I just listened to a chapter of We Learn Nothing by Tim Kreider and I cannot wait to read the rest of the book on my honeymoon now.
The chapter was entitled “Lazy” and it spoke directly to me about exactly where I am today, and where I think we all are, to some degree.
More importantly though, it spoke to something I’ve been trying to articulate a real need for in my life for quite some time now. It’s what made the news of our delayed, cross-country, honeymoon adventure so (dramatically) hard to bear.
Tim Kreider is suggesting that we should all be a bit more lazy, actually. He believes that taking time out of life once in a while or even having some idle time every day, might actually lead to greater accomplishment and contribution.
That is music to my ears, friends, because I am 100% sick and tired of being ‘busy’.
I need some time and space to collect my damn self.

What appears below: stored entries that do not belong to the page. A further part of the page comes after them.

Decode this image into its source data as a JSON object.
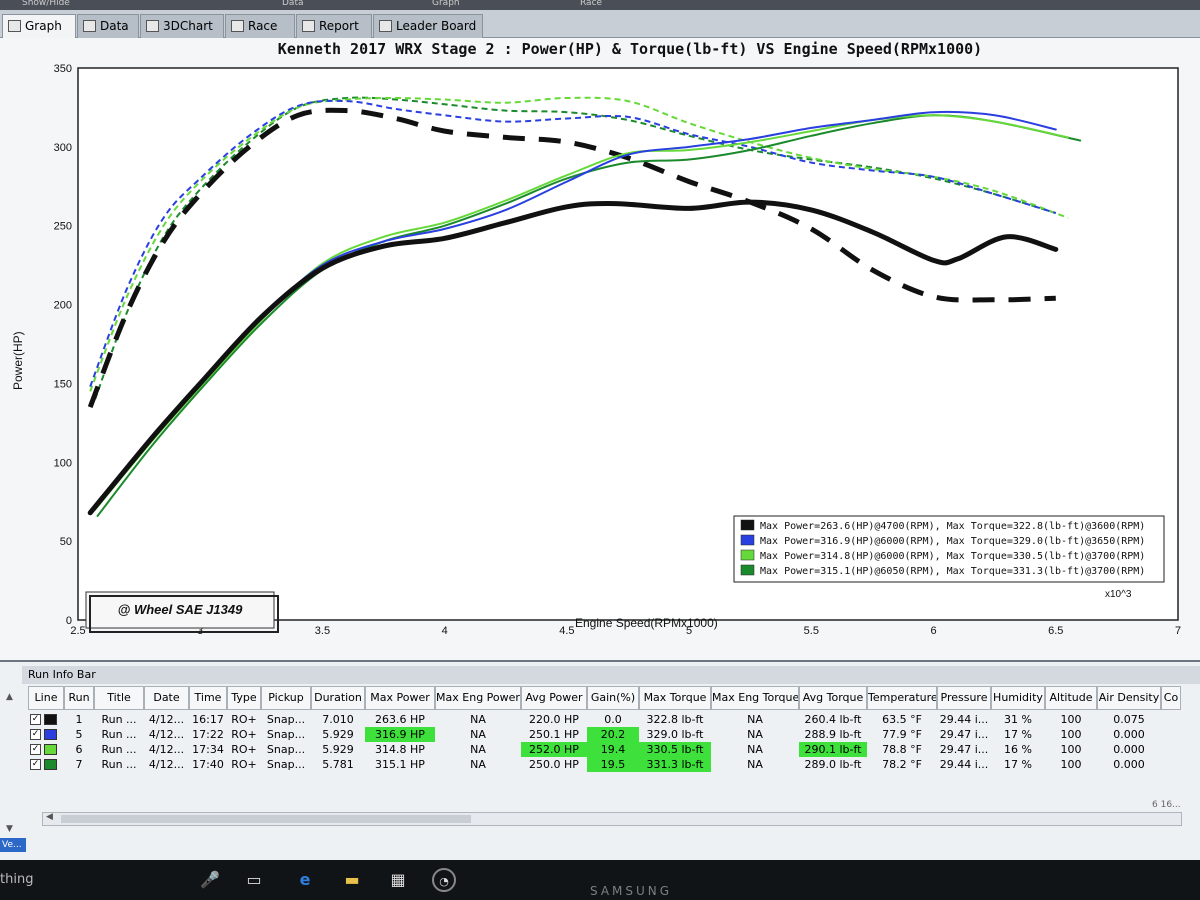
{
  "top_strip": {
    "items": [
      "Show/Hide",
      "Data",
      "Graph",
      "Race"
    ]
  },
  "tabs": [
    {
      "label": "Graph",
      "icon": "graph-icon",
      "active": true
    },
    {
      "label": "Data",
      "icon": "table-icon",
      "active": false
    },
    {
      "label": "3DChart",
      "icon": "chart3d-icon",
      "active": false
    },
    {
      "label": "Race",
      "icon": "checkered-flag-icon",
      "active": false
    },
    {
      "label": "Report",
      "icon": "report-icon",
      "active": false
    },
    {
      "label": "Leader Board",
      "icon": "checkered-flag-icon",
      "active": false
    }
  ],
  "chart_data": {
    "type": "line",
    "title": "Kenneth 2017 WRX Stage 2 : Power(HP) & Torque(lb-ft) VS Engine Speed(RPMx1000)",
    "xlabel": "Engine Speed(RPMx1000)",
    "ylabel": "Power(HP)",
    "x_multiplier": "x10^3",
    "xlim": [
      2.5,
      7
    ],
    "ylim": [
      0,
      350
    ],
    "x_ticks": [
      "2.5",
      "3",
      "3.5",
      "4",
      "4.5",
      "5",
      "5.5",
      "6",
      "6.5",
      "7"
    ],
    "y_ticks": [
      "0",
      "50",
      "100",
      "150",
      "200",
      "250",
      "300",
      "350"
    ],
    "grid": true,
    "legend_position": "bottom-right",
    "annotation": "@ Wheel SAE J1349",
    "legend": [
      "Max Power=263.6(HP)@4700(RPM), Max Torque=322.8(lb-ft)@3600(RPM)",
      "Max Power=316.9(HP)@6000(RPM), Max Torque=329.0(lb-ft)@3650(RPM)",
      "Max Power=314.8(HP)@6000(RPM), Max Torque=330.5(lb-ft)@3700(RPM)",
      "Max Power=315.1(HP)@6050(RPM), Max Torque=331.3(lb-ft)@3700(RPM)"
    ],
    "series": [
      {
        "run": "1",
        "color": "#111111",
        "width": 5,
        "power": [
          [
            2.55,
            68
          ],
          [
            2.8,
            115
          ],
          [
            3.0,
            150
          ],
          [
            3.25,
            192
          ],
          [
            3.5,
            223
          ],
          [
            3.75,
            237
          ],
          [
            4.0,
            242
          ],
          [
            4.25,
            252
          ],
          [
            4.5,
            262
          ],
          [
            4.7,
            264
          ],
          [
            5.0,
            261
          ],
          [
            5.25,
            265
          ],
          [
            5.5,
            260
          ],
          [
            5.75,
            246
          ],
          [
            6.0,
            228
          ],
          [
            6.1,
            229
          ],
          [
            6.3,
            243
          ],
          [
            6.5,
            235
          ]
        ],
        "torque": [
          [
            2.55,
            135
          ],
          [
            2.7,
            195
          ],
          [
            2.85,
            240
          ],
          [
            3.0,
            270
          ],
          [
            3.2,
            300
          ],
          [
            3.4,
            320
          ],
          [
            3.6,
            323
          ],
          [
            3.8,
            318
          ],
          [
            4.0,
            310
          ],
          [
            4.25,
            306
          ],
          [
            4.5,
            303
          ],
          [
            4.75,
            293
          ],
          [
            5.0,
            278
          ],
          [
            5.25,
            265
          ],
          [
            5.5,
            248
          ],
          [
            5.75,
            222
          ],
          [
            6.0,
            205
          ],
          [
            6.25,
            203
          ],
          [
            6.5,
            204
          ]
        ]
      },
      {
        "run": "5",
        "color": "#2a3fe0",
        "width": 2,
        "power": [
          [
            2.57,
            72
          ],
          [
            2.8,
            115
          ],
          [
            3.0,
            150
          ],
          [
            3.25,
            192
          ],
          [
            3.5,
            225
          ],
          [
            3.75,
            240
          ],
          [
            4.0,
            248
          ],
          [
            4.25,
            260
          ],
          [
            4.5,
            278
          ],
          [
            4.75,
            295
          ],
          [
            5.0,
            300
          ],
          [
            5.25,
            305
          ],
          [
            5.5,
            312
          ],
          [
            5.75,
            317
          ],
          [
            6.0,
            322
          ],
          [
            6.25,
            320
          ],
          [
            6.5,
            311
          ]
        ],
        "torque": [
          [
            2.55,
            148
          ],
          [
            2.7,
            210
          ],
          [
            2.85,
            255
          ],
          [
            3.0,
            280
          ],
          [
            3.2,
            307
          ],
          [
            3.4,
            326
          ],
          [
            3.6,
            329
          ],
          [
            3.8,
            324
          ],
          [
            4.0,
            320
          ],
          [
            4.25,
            316
          ],
          [
            4.5,
            318
          ],
          [
            4.75,
            319
          ],
          [
            5.0,
            308
          ],
          [
            5.25,
            300
          ],
          [
            5.5,
            290
          ],
          [
            5.75,
            285
          ],
          [
            6.0,
            281
          ],
          [
            6.25,
            270
          ],
          [
            6.5,
            258
          ]
        ]
      },
      {
        "run": "6",
        "color": "#66d93a",
        "width": 2,
        "power": [
          [
            2.57,
            70
          ],
          [
            2.8,
            113
          ],
          [
            3.0,
            148
          ],
          [
            3.25,
            190
          ],
          [
            3.5,
            226
          ],
          [
            3.75,
            243
          ],
          [
            4.0,
            252
          ],
          [
            4.25,
            266
          ],
          [
            4.5,
            282
          ],
          [
            4.75,
            296
          ],
          [
            5.0,
            298
          ],
          [
            5.25,
            303
          ],
          [
            5.5,
            310
          ],
          [
            5.75,
            317
          ],
          [
            6.0,
            320
          ],
          [
            6.25,
            316
          ],
          [
            6.55,
            306
          ]
        ],
        "torque": [
          [
            2.55,
            145
          ],
          [
            2.7,
            205
          ],
          [
            2.85,
            250
          ],
          [
            3.0,
            278
          ],
          [
            3.2,
            305
          ],
          [
            3.4,
            325
          ],
          [
            3.6,
            330
          ],
          [
            3.8,
            331
          ],
          [
            4.0,
            330
          ],
          [
            4.25,
            328
          ],
          [
            4.5,
            331
          ],
          [
            4.75,
            329
          ],
          [
            5.0,
            315
          ],
          [
            5.25,
            303
          ],
          [
            5.5,
            293
          ],
          [
            5.75,
            286
          ],
          [
            6.0,
            281
          ],
          [
            6.25,
            272
          ],
          [
            6.55,
            255
          ]
        ]
      },
      {
        "run": "7",
        "color": "#1b8a2c",
        "width": 2,
        "power": [
          [
            2.58,
            66
          ],
          [
            2.8,
            110
          ],
          [
            3.0,
            146
          ],
          [
            3.25,
            188
          ],
          [
            3.5,
            222
          ],
          [
            3.75,
            240
          ],
          [
            4.0,
            250
          ],
          [
            4.25,
            264
          ],
          [
            4.5,
            280
          ],
          [
            4.75,
            290
          ],
          [
            5.0,
            292
          ],
          [
            5.25,
            298
          ],
          [
            5.5,
            307
          ],
          [
            5.75,
            315
          ],
          [
            6.0,
            320
          ],
          [
            6.25,
            316
          ],
          [
            6.6,
            304
          ]
        ],
        "torque": [
          [
            2.57,
            140
          ],
          [
            2.7,
            195
          ],
          [
            2.85,
            243
          ],
          [
            3.0,
            273
          ],
          [
            3.2,
            303
          ],
          [
            3.4,
            325
          ],
          [
            3.6,
            331
          ],
          [
            3.8,
            330
          ],
          [
            4.0,
            327
          ],
          [
            4.25,
            323
          ],
          [
            4.5,
            322
          ],
          [
            4.75,
            317
          ],
          [
            5.0,
            307
          ],
          [
            5.25,
            298
          ],
          [
            5.5,
            292
          ],
          [
            5.75,
            287
          ],
          [
            6.0,
            280
          ],
          [
            6.25,
            270
          ],
          [
            6.5,
            258
          ]
        ]
      }
    ]
  },
  "run_info": {
    "title": "Run Info Bar",
    "columns": [
      "Line",
      "Run",
      "Title",
      "Date",
      "Time",
      "Type",
      "Pickup",
      "Duration",
      "Max Power",
      "Max Eng Power",
      "Avg Power",
      "Gain(%)",
      "Max Torque",
      "Max Eng Torque",
      "Avg Torque",
      "Temperature",
      "Pressure",
      "Humidity",
      "Altitude",
      "Air Density",
      "Co"
    ],
    "rows": [
      {
        "color": "#111111",
        "run": "1",
        "title": "Run ...",
        "date": "4/12...",
        "time": "16:17",
        "type": "RO+",
        "pickup": "Snap...",
        "duration": "7.010",
        "max_power": "263.6 HP",
        "max_eng_power": "NA",
        "avg_power": "220.0 HP",
        "gain": "0.0",
        "max_torque": "322.8 lb-ft",
        "max_eng_torque": "NA",
        "avg_torque": "260.4 lb-ft",
        "temperature": "63.5 °F",
        "pressure": "29.44 i...",
        "humidity": "31 %",
        "altitude": "100",
        "air_density": "0.075"
      },
      {
        "color": "#2a3fe0",
        "run": "5",
        "title": "Run ...",
        "date": "4/12...",
        "time": "17:22",
        "type": "RO+",
        "pickup": "Snap...",
        "duration": "5.929",
        "max_power": "316.9 HP",
        "max_eng_power": "NA",
        "avg_power": "250.1 HP",
        "gain": "20.2",
        "max_torque": "329.0 lb-ft",
        "max_eng_torque": "NA",
        "avg_torque": "288.9 lb-ft",
        "temperature": "77.9 °F",
        "pressure": "29.47 i...",
        "humidity": "17 %",
        "altitude": "100",
        "air_density": "0.000"
      },
      {
        "color": "#66d93a",
        "run": "6",
        "title": "Run ...",
        "date": "4/12...",
        "time": "17:34",
        "type": "RO+",
        "pickup": "Snap...",
        "duration": "5.929",
        "max_power": "314.8 HP",
        "max_eng_power": "NA",
        "avg_power": "252.0 HP",
        "gain": "19.4",
        "max_torque": "330.5 lb-ft",
        "max_eng_torque": "NA",
        "avg_torque": "290.1 lb-ft",
        "temperature": "78.8 °F",
        "pressure": "29.47 i...",
        "humidity": "16 %",
        "altitude": "100",
        "air_density": "0.000"
      },
      {
        "color": "#1b8a2c",
        "run": "7",
        "title": "Run ...",
        "date": "4/12...",
        "time": "17:40",
        "type": "RO+",
        "pickup": "Snap...",
        "duration": "5.781",
        "max_power": "315.1 HP",
        "max_eng_power": "NA",
        "avg_power": "250.0 HP",
        "gain": "19.5",
        "max_torque": "331.3 lb-ft",
        "max_eng_torque": "NA",
        "avg_torque": "289.0 lb-ft",
        "temperature": "78.2 °F",
        "pressure": "29.44 i...",
        "humidity": "17 %",
        "altitude": "100",
        "air_density": "0.000"
      }
    ],
    "highlight_color": "#3ee03c",
    "footer_text": "6 16..."
  },
  "taskbar": {
    "search_text": "thing",
    "icons": [
      "microphone-icon",
      "task-view-icon",
      "edge-icon",
      "file-explorer-icon",
      "store-icon",
      "dyno-gauge-icon"
    ],
    "monitor_brand": "SAMSUNG",
    "corner_label": "Ve..."
  }
}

And I’m serious about that. I don’t care how ‘self-indulgent’ or ‘unrealistic’ or ‘must be nice’ it sounds.
I believe that being busy has been stunting my growth and potential (all of our potential) for a while now and I’m over it. Everybody I know is so freaking busy and important, especially in New York. But what are we so busy doing? Who are we actually important to?
We’re so busy being busy that we’ve grown uncomfortable with actual alone, unscheduled time, and with really relaxing. And the lack of relaxation, the lack of time to truly disconnect and give our brains time to reboot, is taking a toll. We’re more depressed and anxious and addicted and drugged up and neurotic than ever.
We drink or smoke, exercise or play games on our phones, listen to podcasts or take classes, go shopping or pack our schedules with shit we don’t really want to do, all to avoid being still and silent and alone and disconnected.
Silence and stillness leave us uncomfortable. We hate what bubbles up when we give it time to. We can’t even sit down for five minutes a day and do nothing.
I watch people around me with kids and it’s even worse. When I hear about how busy they are, it makes me not want to have them. Between soccer and tutors and school and chorus and band and dance classes and shit, the poor kids have no time play in the dirt. And I really think that that’s horrible, because playing in the dirt is important.
It’s made me wonder lately what all this busyness is really bringing to our lives. The short answer, in my most humble opinion, is that it’s bringing us anxiety.
I literally thought I was going to die of Ebola last fall. I’m not joking.
I had more than one or two anxiety attacks about it. I’m talking the shaking, heart racing, walls closing in, shortness of breath, dizziness, numbness of limbs, cold sweats, blurred vision kind of anxiety attacks. For one entire evening I cried on the couch and shook while Joel watched rather helplessly (and possibly contemplated asking for this ring back).
My brother texted me to ask if I checked my shoes for Ebola. For the record, still not funny.
The chances of my death by Ebola were quite small, I probably had a better chance of dying from the flu but, if you have anxiety, you know that statistics rarely help when facing the impending doom in your mind.
The funnier thing (curious funny, not like, funny ha-ha), is that although my brother found my anxiety a bit amusing, I know for a fact that I was not the only one.
I know for a fact that more than a handful of my friends had similiar upticks in their usual, day-to-day, generalized anxiety around this isolated, worldwide event. The key word here being “usual”.
I don’t think that is a symptom of having friends as batshit crazy as I am. I think it’s a symptom of a greater issue in all of our lives, and that issue, is being busy.
It would be one thing if we could admit that this busyness was self-imposed. If we could admit that we’re actually not all that busy and that we just like to do shit so we can say we are because not being busy must mean you’re not actually all that important, right? You don’t have much going on.
But most of the stuff we are busy with doesn’t actually add that much value to our lives, or the lives of other citizens of humanity, right?
Most of us are not trying to cure cancer, or erradicate Malaria or broker world peace. Most of us are not rehabiliting veterans or fixing logistics issues that leave so many hungry in a country where 40% of our food supply goes uneaten.
Most of us are not social workers slaving tirelessly to help other people out of real-life, real-time, horrible situations. Most of us are not heart surgeons being paged in an emergency.
Most of us are selling ad space, or selling something for that matter, or we’re building software or social media networks, or consulting, or investing, or designing, or manufacturing something, or we’re working in offices where the bottom line is really just about making rich people richer or worse, writing blog posts while you’re supposed to be busy helping rich people get richer. Like this gal over here.
I’m not saying that these things aren’t important. I’m not saying we should all quit our jobs or shun society as a whole. The things we all do are important. We all need to support ourselves. We all need a way to make sure we have money every day and some of us might even like the work we do a whole lot, but do we really need to be so damn busy doing it?
The bottom line is that we’re not that freaking busy and
our work is not that freaking important and we’re really just making ourselves sick over it.
Most of us are just busy being busy because we choose to be, and what I’m saying is that we can actually choose not to be if we wanted to. What would that be like? I’m not sure we even realize the inspiration, genius and stamina we might find in ourselves if we decided to make that choice more often.